Self-Organizing Map vs Initial Centroid Selection Optimization to Enhance K-Means with Genetic Algorithm to Cluster Transcribed Broadcast News Documents
Ahmed
Maghawry1, Yasser Omar1, and Amr Badr2
1Department of Computer Science, Arab
Academy for Science and Technology, Egypt
2Department
of Computer Science, Cairo University, Egypt
Abstract: A compilation of artificial intelligence techniques
are employed in this research to enhance the process of clustering transcribed
text documents obtained from audio sources. Many clustering techniques suffer
from drawbacks that may cause the algorithm to tend to sub optimal solutions,
handling these drawbacks is essential to get better clustering results and
avoid sub optimal solutions.

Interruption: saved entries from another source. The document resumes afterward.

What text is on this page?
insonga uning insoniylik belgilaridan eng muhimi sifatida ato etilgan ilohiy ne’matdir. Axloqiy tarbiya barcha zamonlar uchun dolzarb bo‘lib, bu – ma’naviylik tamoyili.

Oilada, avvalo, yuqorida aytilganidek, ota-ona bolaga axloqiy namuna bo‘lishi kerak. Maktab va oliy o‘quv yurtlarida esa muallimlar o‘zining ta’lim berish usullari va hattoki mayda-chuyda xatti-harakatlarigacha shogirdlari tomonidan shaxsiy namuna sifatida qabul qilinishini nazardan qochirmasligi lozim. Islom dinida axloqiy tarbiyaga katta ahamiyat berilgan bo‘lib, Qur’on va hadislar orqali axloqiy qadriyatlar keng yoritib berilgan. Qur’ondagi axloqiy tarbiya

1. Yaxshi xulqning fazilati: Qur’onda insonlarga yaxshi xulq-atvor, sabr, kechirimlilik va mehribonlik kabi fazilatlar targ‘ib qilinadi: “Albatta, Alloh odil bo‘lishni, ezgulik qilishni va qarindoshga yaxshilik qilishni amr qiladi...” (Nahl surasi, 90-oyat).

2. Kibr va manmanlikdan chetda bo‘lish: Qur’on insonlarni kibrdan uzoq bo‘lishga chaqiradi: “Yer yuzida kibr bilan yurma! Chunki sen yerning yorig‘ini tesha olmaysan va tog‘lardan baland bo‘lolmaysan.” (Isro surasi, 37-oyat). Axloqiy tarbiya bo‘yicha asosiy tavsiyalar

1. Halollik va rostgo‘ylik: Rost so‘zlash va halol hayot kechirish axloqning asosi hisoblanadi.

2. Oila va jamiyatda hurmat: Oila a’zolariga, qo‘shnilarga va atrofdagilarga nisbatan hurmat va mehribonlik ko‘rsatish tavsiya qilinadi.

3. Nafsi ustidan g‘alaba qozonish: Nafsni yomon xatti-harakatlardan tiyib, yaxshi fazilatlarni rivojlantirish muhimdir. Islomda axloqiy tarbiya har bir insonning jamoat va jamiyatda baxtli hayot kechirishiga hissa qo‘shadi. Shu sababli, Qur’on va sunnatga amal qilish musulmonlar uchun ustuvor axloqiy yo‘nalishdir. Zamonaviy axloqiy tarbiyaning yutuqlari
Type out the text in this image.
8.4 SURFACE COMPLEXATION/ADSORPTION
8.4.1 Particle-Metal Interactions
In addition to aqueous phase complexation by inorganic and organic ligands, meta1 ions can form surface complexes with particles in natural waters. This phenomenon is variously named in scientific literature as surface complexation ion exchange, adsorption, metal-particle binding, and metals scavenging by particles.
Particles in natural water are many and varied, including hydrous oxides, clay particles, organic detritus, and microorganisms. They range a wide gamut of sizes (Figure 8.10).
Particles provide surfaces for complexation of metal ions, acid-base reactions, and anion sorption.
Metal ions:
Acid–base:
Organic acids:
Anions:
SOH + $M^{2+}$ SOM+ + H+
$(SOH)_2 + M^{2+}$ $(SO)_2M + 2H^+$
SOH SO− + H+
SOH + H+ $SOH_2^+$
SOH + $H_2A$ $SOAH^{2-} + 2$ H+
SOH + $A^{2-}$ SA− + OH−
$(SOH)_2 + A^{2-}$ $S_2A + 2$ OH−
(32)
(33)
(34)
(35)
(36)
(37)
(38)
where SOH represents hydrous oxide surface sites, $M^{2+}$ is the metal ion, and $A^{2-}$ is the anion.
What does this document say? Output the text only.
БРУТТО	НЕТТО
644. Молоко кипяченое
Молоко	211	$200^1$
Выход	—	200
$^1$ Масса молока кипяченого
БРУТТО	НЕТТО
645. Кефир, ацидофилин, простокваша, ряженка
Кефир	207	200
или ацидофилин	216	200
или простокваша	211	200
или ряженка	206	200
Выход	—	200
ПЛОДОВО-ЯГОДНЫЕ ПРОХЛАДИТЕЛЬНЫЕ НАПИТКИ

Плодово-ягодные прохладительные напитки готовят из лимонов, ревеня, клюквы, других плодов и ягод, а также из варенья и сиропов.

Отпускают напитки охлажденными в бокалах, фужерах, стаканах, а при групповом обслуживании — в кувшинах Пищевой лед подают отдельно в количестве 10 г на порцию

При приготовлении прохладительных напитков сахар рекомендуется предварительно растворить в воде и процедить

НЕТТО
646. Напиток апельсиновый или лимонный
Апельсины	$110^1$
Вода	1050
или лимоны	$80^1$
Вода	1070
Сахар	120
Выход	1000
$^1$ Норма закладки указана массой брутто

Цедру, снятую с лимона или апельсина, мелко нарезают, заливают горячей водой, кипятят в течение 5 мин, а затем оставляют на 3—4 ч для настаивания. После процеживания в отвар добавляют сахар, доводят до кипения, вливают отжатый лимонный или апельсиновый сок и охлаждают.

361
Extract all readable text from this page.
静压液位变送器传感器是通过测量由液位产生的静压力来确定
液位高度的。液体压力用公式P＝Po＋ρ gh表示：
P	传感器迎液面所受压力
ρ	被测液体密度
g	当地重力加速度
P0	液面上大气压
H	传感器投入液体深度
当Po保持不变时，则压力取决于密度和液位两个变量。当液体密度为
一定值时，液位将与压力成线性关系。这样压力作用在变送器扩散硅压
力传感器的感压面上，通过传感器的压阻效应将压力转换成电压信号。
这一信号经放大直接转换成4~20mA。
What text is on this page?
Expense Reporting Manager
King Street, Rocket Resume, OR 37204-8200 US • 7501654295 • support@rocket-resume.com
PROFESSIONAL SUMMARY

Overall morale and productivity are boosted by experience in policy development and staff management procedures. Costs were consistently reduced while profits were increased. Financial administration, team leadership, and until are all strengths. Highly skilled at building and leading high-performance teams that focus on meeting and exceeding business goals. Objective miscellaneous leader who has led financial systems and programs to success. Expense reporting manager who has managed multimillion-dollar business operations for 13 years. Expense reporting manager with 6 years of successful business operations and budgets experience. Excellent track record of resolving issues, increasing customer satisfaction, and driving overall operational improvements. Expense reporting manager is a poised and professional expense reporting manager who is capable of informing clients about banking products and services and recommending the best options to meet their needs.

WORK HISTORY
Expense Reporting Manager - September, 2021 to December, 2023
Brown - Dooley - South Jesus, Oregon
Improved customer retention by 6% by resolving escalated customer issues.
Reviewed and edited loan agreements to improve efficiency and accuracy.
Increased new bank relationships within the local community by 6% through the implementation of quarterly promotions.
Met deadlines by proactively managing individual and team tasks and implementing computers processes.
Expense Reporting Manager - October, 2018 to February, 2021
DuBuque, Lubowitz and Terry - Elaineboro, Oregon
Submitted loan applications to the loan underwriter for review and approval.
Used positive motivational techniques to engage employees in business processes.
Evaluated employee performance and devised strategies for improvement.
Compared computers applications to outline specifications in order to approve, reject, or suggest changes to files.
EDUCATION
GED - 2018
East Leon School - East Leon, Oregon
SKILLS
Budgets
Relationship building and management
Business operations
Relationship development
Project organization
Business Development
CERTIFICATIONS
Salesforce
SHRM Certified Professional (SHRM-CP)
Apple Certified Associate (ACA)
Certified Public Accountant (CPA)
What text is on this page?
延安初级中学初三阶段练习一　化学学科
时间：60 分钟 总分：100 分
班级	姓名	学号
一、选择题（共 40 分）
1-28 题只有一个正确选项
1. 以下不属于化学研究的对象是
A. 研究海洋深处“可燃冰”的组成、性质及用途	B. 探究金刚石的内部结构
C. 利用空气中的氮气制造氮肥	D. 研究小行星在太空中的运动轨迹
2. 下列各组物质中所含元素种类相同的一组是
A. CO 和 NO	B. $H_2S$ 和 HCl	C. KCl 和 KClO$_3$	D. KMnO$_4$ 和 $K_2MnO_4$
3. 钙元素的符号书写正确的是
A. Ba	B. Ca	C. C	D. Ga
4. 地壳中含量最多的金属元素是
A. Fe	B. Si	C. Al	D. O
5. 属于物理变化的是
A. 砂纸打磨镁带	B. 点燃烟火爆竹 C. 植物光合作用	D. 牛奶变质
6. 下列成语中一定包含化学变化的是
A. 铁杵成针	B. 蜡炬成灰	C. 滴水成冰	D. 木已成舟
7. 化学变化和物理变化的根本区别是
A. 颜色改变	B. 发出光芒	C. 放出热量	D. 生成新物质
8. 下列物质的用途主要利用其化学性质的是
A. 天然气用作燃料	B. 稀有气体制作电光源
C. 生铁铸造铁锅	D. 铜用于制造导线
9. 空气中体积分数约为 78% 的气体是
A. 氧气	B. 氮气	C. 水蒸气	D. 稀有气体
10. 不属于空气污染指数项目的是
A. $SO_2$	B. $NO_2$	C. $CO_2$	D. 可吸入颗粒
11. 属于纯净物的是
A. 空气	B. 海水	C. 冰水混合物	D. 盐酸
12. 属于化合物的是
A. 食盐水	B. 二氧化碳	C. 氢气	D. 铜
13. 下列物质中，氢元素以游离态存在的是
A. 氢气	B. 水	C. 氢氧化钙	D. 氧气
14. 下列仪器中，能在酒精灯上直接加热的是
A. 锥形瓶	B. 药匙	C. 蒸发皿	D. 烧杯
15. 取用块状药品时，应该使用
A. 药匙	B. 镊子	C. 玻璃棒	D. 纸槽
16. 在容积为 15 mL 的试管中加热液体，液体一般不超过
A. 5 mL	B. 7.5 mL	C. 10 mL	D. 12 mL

The main target of our research is to enhance
automatic topic clustering of transcribed speech documents, and examine the
difference between implementing the K-means algorithm using our Initial
Centroid Selection Optimization (ICSO) [16] with genetic algorithm optimization with Chi-square
similarity measure to cluster a data set then use a self-organizing map to
enhance the clustering process of the same data set, both techniques will be
compared in terms of accuracy. The evaluation showed that using K-means with
ICSO and genetic algorithm achieved the highest average accuracy.
Keywords: Clustering, k-means, self-organizing maps,
genetic algorithm, speech transcripts, centroid selection.